Tunnel port 18080, open the restored instance, and run a real search. Verify customized engines and cached data. The drill omits Caddy on purpose, so it proves data and basic function recovery only; it cannot validate Basic authentication, the trusted-proxy chain, or per-client limiter behavior. Remove the test resources when finished:
docker rm -f "searxng-restore-core-$restore_id" "searxng-restore-valkey-$restore_id"
docker volume rm "searxng-restore-core-$restore_id" "searxng-restore-valkey-$restore_id"
docker network rm "searxng-restore-$restore_id"
sudo rm -r "$restore_dir"
Update images and templates separately
For an image update, back up and restore-test first, review the upstream commit, and bump the SearXNG tag. Change Valkey or Caddy only when you mean to update them. Then redeploy:
cd /opt/searxng
docker compose config --quiet
docker compose pull
docker compose up -d
docker compose logs --tail=100 core valkey caddy
Repeat the Valkey, TLS, browser-like search, and limiter checks. Keep the previous image set and backup together; a safe rollback restores both rather than assuming newer data is backward compatible.
Template maintenance is a separate review. SearXNG’s official instructions may change service names, environment defaults, mounts, or Valkey options without changing your pinned image. Compare the current container/docker-compose.yml, .env.example, settings.template.yml, and searx/limiter.toml in the core repository with your local files. Avoid overwriting .env, settings.yml, or limiter.toml blindly, because that can replace the secret or discard your local proxy controls.
Choosing a Riven Cloud VPS for SearXNG
For a personal or small-team instance, our Premium plan (2 vCPU, 4 GB RAM, 40 GB NVMe, 1 TB monthly transfer) runs this whole stack comfortably. All plans come with a 1 Gbps port and full root access; our VPS are unmanaged, so you run the stack yourself and keep full control over it. If you enable many engines, serve several authenticated users, or proxy a lot of images, Ultra (2 vCPU, 8 GB RAM, 80 GB NVMe, 2 TB) gives the cache and transfer more headroom.
We offer Tokyo and Singapore. Pick the location that reaches both you and your upstream engines well. If you are on a mainland China network, test the Tokyo Looking Glass and Singapore Looking Glass from your own carrier at the hours you actually search; the two cities can behave quite differently. Current specs and prices are on the Riven Cloud VPS plans page.
Every plan includes daily provider-side backups, and they make a good safety net. They can catch Valkey and the other volumes at different write points, though, so keep the stopped archives, the protected secret, and the encrypted off-server copies above as your primary recovery path.

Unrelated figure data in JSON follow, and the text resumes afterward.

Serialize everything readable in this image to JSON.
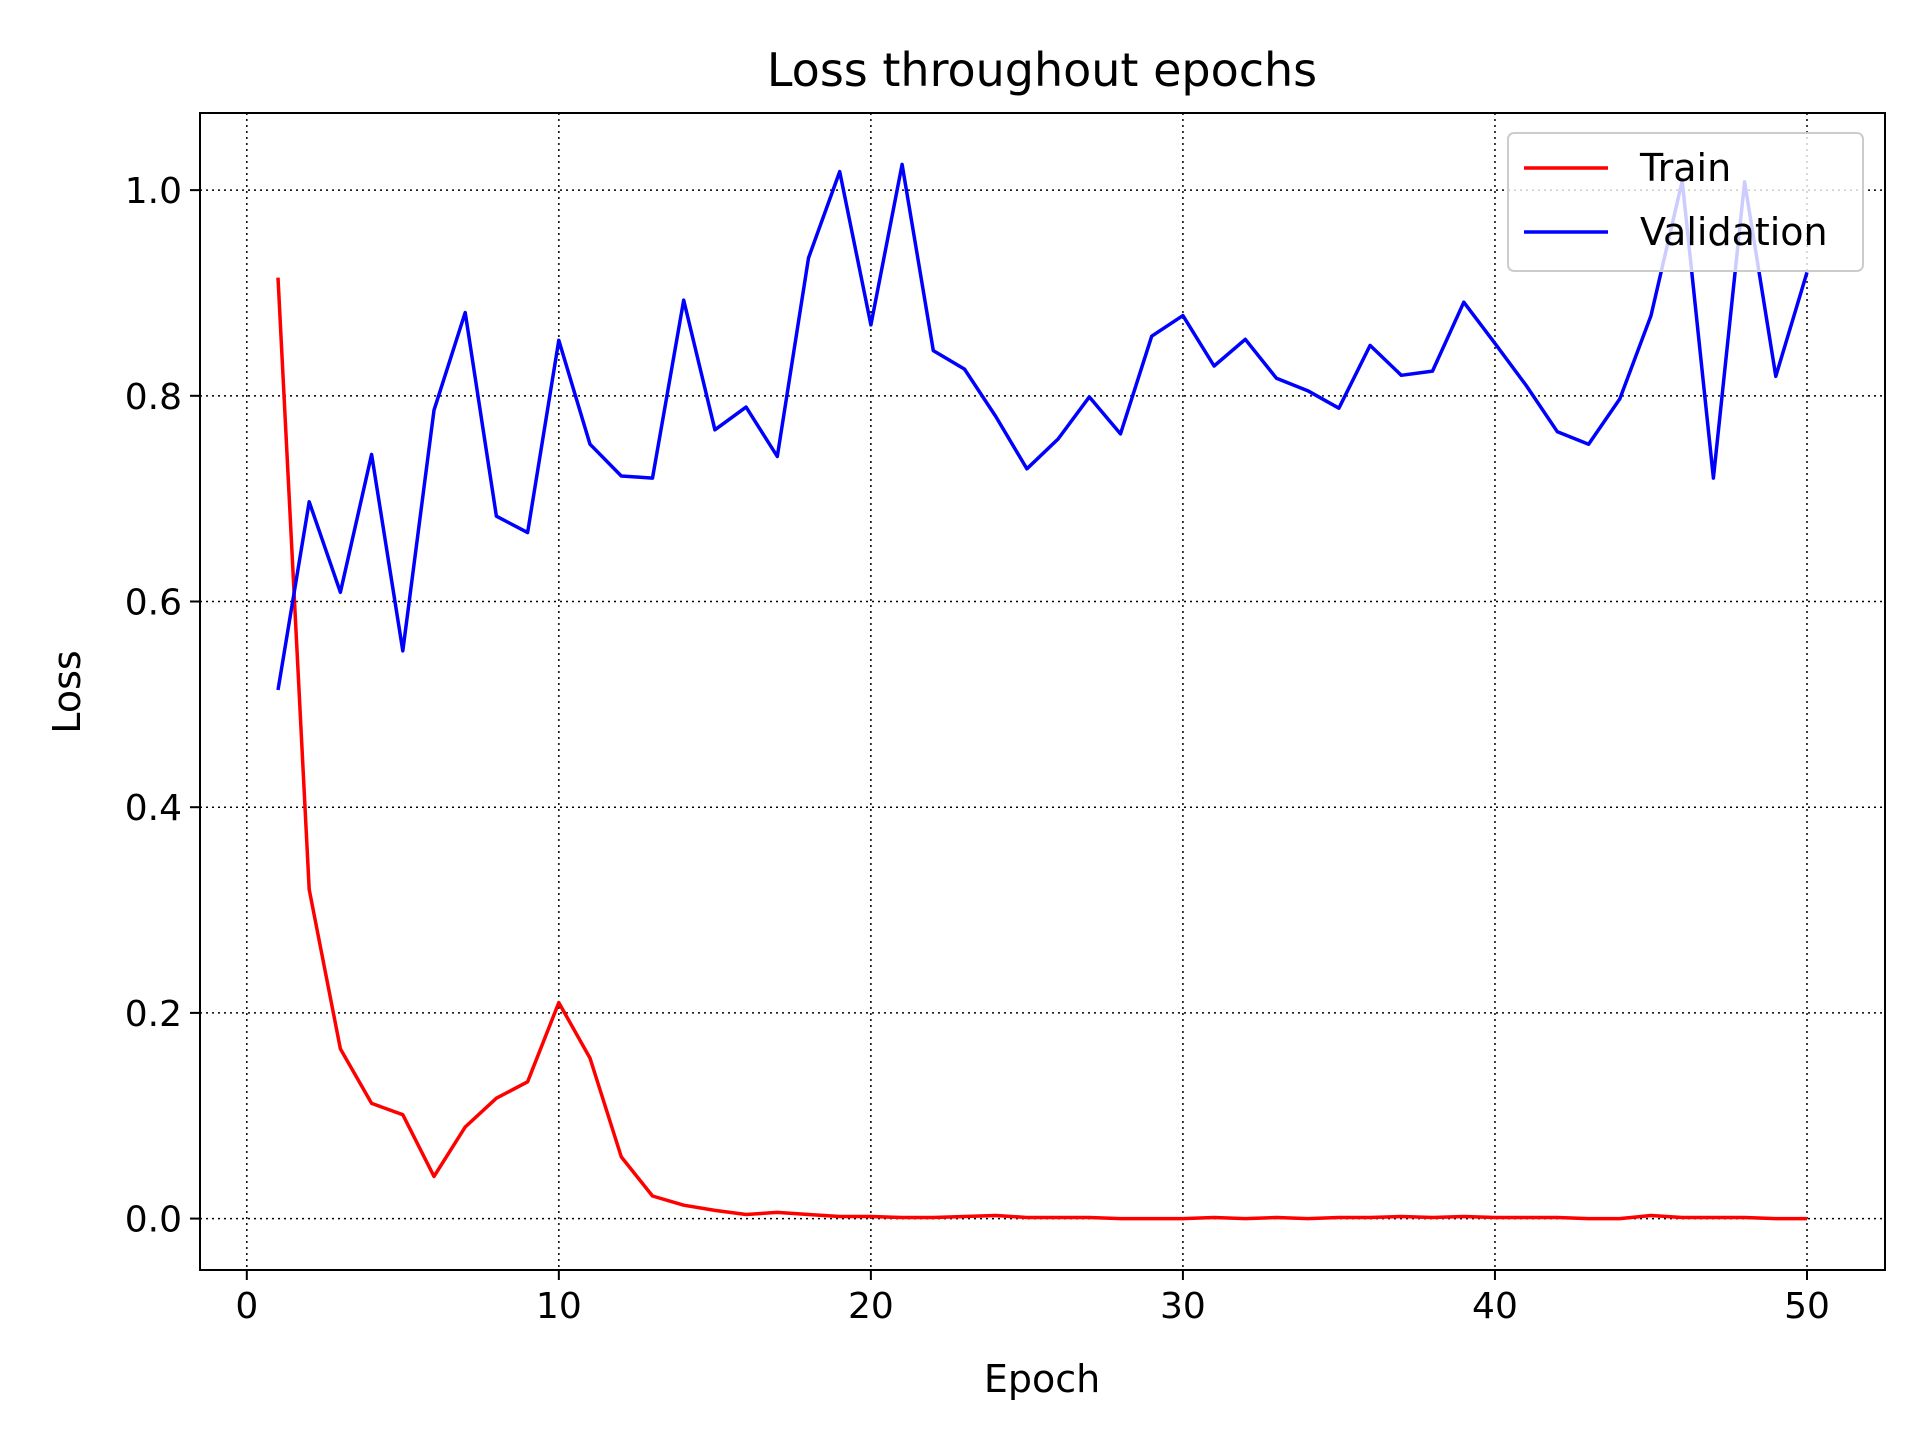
{
  "chart_data": {
    "type": "line",
    "title": "Loss throughout epochs",
    "xlabel": "Epoch",
    "ylabel": "Loss",
    "xlim": [
      -1.5,
      52.5
    ],
    "ylim": [
      -0.05,
      1.075
    ],
    "xticks": [
      0,
      10,
      20,
      30,
      40,
      50
    ],
    "xtick_labels": [
      "0",
      "10",
      "20",
      "30",
      "40",
      "50"
    ],
    "yticks": [
      0.0,
      0.2,
      0.4,
      0.6,
      0.8,
      1.0
    ],
    "ytick_labels": [
      "0.0",
      "0.2",
      "0.4",
      "0.6",
      "0.8",
      "1.0"
    ],
    "grid": true,
    "grid_style": "dotted",
    "legend_position": "top-right",
    "x": [
      1,
      2,
      3,
      4,
      5,
      6,
      7,
      8,
      9,
      10,
      11,
      12,
      13,
      14,
      15,
      16,
      17,
      18,
      19,
      20,
      21,
      22,
      23,
      24,
      25,
      26,
      27,
      28,
      29,
      30,
      31,
      32,
      33,
      34,
      35,
      36,
      37,
      38,
      39,
      40,
      41,
      42,
      43,
      44,
      45,
      46,
      47,
      48,
      49,
      50
    ],
    "series": [
      {
        "name": "Train",
        "color": "#ff0000",
        "values": [
          0.915,
          0.32,
          0.165,
          0.112,
          0.101,
          0.041,
          0.089,
          0.117,
          0.133,
          0.21,
          0.156,
          0.06,
          0.022,
          0.013,
          0.008,
          0.004,
          0.006,
          0.004,
          0.002,
          0.002,
          0.001,
          0.001,
          0.002,
          0.003,
          0.001,
          0.001,
          0.001,
          0.0,
          0.0,
          0.0,
          0.001,
          0.0,
          0.001,
          0.0,
          0.001,
          0.001,
          0.002,
          0.001,
          0.002,
          0.001,
          0.001,
          0.001,
          0.0,
          0.0,
          0.003,
          0.001,
          0.001,
          0.001,
          0.0,
          0.0
        ]
      },
      {
        "name": "Validation",
        "color": "#0000ff",
        "values": [
          0.514,
          0.697,
          0.609,
          0.743,
          0.552,
          0.786,
          0.881,
          0.683,
          0.667,
          0.854,
          0.753,
          0.722,
          0.72,
          0.893,
          0.767,
          0.789,
          0.741,
          0.934,
          1.018,
          0.869,
          1.025,
          0.844,
          0.826,
          0.78,
          0.729,
          0.758,
          0.799,
          0.763,
          0.858,
          0.878,
          0.829,
          0.855,
          0.817,
          0.805,
          0.788,
          0.849,
          0.82,
          0.824,
          0.891,
          0.851,
          0.81,
          0.765,
          0.753,
          0.797,
          0.878,
          1.009,
          0.72,
          1.008,
          0.819,
          0.92
        ]
      }
    ]
  }
}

Security limits and non-fit cases
SearXNG has no built-in login of its own, which is why this deployment leans on Caddy Basic authentication. Test the logged-out denial as well as authenticated assets and form posts, keep the limiter enabled, patch all three images, watch logs and transfer, and keep Valkey off the public Internet. And please leave the Basic auth in place: an unauthenticated instance is open to the whole Internet, draws abuse traffic quickly, and runs against our AUP. The limiter slows bots down, but it is not a substitute for authentication.
Self-hosting is not the right fit for every case, and that is worth being honest about. If you need contractual availability, abuse handling, stable engine coverage, or a guaranteed clean exit reputation, a managed search product will serve you better. The same goes when upstream CAPTCHAs and IP blocks are unacceptable, when users need strong anonymity against traffic correlation, or when nobody has time to keep the limiter rules and restore drills current. SearXNG improves what upstream engines learn about you; it does not make searches invisible to them.